Once again, the Supreme Court has called Bush on the carpet for blatantly disregarding the Constitution in detaining people without charge, lawyers, evidence, or appeal in any reasonable manner. I mean, seriously. You don’t just stumble into doing this kind of thing. You have to go out wanting to do exactly that, and hunt for reasons to justify it. The Supreme Court wasn’t fooled, methodically taking apart the Administration’s arguments on all counts.
(1) The “Detainee Treatment Act of 2005″ tried to statutorily strip the courts of jurisdiction over Guantanamo, saying, “no court … shall have jurisdiction to hear or consider … an application for … habeas corpus filed by … an alien detained … at Guantanamo Bay.” The Court held that this didn’t apply ex post facto to pending cases, and I hope that it will find the entire notion ridiculously unconstitutional in the future. Attempts to restrict the jurisdiction of the courts are a common weapon in the arsenal the GOP brings to bear on the Bill of Rights.
(2) “The military commission at issue lacks the power to proceed because its structure and procedures violate both the UCMJ and the four Geneva Conventions signed in 1949.” Can we make it any clearer?
(3) The Court rejects claims that “this Court lacked power even to consider the merits of a [Geneva] Convention argument because the political and military authorities had sole responsibility for observing and enforcing prisoners’ rights under the Convention,” because “regardless of the nature of the rights conferred … they are indisputably part of the law of war … compliance with which is the condition upon which UCMJ Art. 21 authority is granted.” In other words, law in wartime is still part of the Court’s purview.

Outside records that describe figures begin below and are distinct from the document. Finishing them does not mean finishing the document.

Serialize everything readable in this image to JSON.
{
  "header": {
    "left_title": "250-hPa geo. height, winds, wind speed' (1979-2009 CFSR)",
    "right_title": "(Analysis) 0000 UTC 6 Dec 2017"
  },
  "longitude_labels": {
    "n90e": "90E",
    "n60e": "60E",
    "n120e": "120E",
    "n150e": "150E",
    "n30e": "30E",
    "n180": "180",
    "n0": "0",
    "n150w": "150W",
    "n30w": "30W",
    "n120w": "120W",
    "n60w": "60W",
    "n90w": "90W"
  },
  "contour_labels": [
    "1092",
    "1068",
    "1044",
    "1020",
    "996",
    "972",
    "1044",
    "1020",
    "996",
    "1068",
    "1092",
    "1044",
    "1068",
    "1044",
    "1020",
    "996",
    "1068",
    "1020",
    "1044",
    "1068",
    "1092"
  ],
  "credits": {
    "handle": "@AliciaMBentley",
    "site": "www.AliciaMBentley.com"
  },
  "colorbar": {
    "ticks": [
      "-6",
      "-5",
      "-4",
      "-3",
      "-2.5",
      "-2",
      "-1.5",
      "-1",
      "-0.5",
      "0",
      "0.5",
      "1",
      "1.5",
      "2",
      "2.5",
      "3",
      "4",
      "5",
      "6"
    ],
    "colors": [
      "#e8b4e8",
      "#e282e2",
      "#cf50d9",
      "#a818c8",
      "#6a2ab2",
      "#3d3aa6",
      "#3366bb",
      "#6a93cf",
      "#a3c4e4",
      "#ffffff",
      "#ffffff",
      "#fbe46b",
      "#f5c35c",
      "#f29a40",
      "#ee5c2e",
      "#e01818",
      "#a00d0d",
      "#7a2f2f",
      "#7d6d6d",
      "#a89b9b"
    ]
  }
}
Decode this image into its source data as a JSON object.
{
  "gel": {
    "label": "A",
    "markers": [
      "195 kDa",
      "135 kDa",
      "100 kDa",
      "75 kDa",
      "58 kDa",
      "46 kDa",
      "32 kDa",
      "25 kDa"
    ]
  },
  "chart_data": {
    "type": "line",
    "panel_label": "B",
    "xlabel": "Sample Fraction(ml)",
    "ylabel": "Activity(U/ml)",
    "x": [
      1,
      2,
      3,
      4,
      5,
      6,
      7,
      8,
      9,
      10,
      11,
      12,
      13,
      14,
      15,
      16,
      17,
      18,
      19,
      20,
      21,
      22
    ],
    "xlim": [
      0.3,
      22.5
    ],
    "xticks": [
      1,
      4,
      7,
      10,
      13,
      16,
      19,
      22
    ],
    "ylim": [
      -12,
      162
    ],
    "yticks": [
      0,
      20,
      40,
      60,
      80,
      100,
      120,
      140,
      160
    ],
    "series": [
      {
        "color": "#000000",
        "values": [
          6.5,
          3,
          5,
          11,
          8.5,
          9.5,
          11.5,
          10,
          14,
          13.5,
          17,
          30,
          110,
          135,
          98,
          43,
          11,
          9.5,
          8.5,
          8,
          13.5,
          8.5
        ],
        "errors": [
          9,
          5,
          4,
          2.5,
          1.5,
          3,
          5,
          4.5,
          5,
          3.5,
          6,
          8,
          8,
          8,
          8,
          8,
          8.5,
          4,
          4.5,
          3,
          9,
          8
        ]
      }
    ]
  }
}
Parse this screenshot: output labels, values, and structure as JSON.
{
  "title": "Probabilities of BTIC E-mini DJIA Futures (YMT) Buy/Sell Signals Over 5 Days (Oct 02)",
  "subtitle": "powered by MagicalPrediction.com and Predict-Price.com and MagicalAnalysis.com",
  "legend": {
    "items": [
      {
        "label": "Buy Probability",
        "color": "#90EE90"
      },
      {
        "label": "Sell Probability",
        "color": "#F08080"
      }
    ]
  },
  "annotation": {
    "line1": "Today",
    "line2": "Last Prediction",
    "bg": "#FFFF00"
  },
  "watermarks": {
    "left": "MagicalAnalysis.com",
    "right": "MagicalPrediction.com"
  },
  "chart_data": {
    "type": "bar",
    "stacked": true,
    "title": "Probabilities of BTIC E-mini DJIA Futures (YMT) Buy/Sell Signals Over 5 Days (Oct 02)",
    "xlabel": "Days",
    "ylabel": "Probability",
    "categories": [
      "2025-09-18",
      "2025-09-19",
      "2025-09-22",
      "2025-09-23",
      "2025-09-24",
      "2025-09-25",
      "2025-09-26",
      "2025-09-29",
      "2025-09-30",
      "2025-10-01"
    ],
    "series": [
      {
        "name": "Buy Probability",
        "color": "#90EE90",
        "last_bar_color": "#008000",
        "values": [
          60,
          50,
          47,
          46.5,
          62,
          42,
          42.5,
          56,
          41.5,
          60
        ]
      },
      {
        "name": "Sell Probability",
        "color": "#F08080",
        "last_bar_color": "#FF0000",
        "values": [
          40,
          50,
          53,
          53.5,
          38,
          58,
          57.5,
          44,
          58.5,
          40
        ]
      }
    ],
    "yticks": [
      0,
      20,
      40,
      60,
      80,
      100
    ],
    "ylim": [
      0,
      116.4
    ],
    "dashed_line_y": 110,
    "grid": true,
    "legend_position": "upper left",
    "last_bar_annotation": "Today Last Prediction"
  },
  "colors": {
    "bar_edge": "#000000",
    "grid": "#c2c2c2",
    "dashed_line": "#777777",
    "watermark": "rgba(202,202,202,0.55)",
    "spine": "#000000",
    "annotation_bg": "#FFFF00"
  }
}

(3) The Geneva Conventions do apply, despite the fact that al-Qaeda is not a nation: ‘Common Article 3, which appears in all four Conventions, provides that, in a “conflict not of an international character occurring in the territory of one of the High Contracting Parties [i.e., signatories], each Party to the conflict shall be bound to apply, as a minimum,” certain provisions protecting “[p]ersons … placed hors de combat by … detention,” including a prohibition on “the passing of sentences … without previous judgment … by a regularly constituted court affording all the judicial guarantees … recognized as indispensable by civilized peoples.” … At a minimum, a military commission can be “regularly constituted” only if some practical need explains deviations from court-martial practice. No such need has been demonstrated here.’
(4) “Even assuming that Hamdan is a dangerous individual who would cause great harm or death to innocent civilians given the opportunity, the Executive nevertheless must comply with the prevailing rule of law in undertaking to try him and subject him to criminal punishment.” Christ. Since when does the Supreme Court have to make a point of telling the President he is still bound by the laws of the land? (When the President starts thinking he’s above the law, that’s when.)
(5) Finally, even supposing the military tribunals were legally constituted, people have the right to be faced with the evidence against them: “The phrase “all the guarantees … recognized as indispensable by civilized peoples” in Common Article 3 of the Geneva Conventions is not defined, but it must be understood to incorporate at least the barest of the trial protections recognized by customary international law. The procedures adopted to try Hamdan deviate from those governing courts-martial in ways not justified by practical need, and thus fail to afford the requisite guarantees. Moreover, various provisions of Commission Order No. 1 dispense with the principles, which are indisputably part of customary international law, that an accused must, absent disruptive conduct or consent, be present for his trial and must be privy to the evidence against him.”
You know, it’s a Congressional election year. What say we elect a Congress that’s actually in favor of the “barest of protections recognized as indispensable by civilized peoples”? You would think it wouldn’t be a hard decision for a civilized people.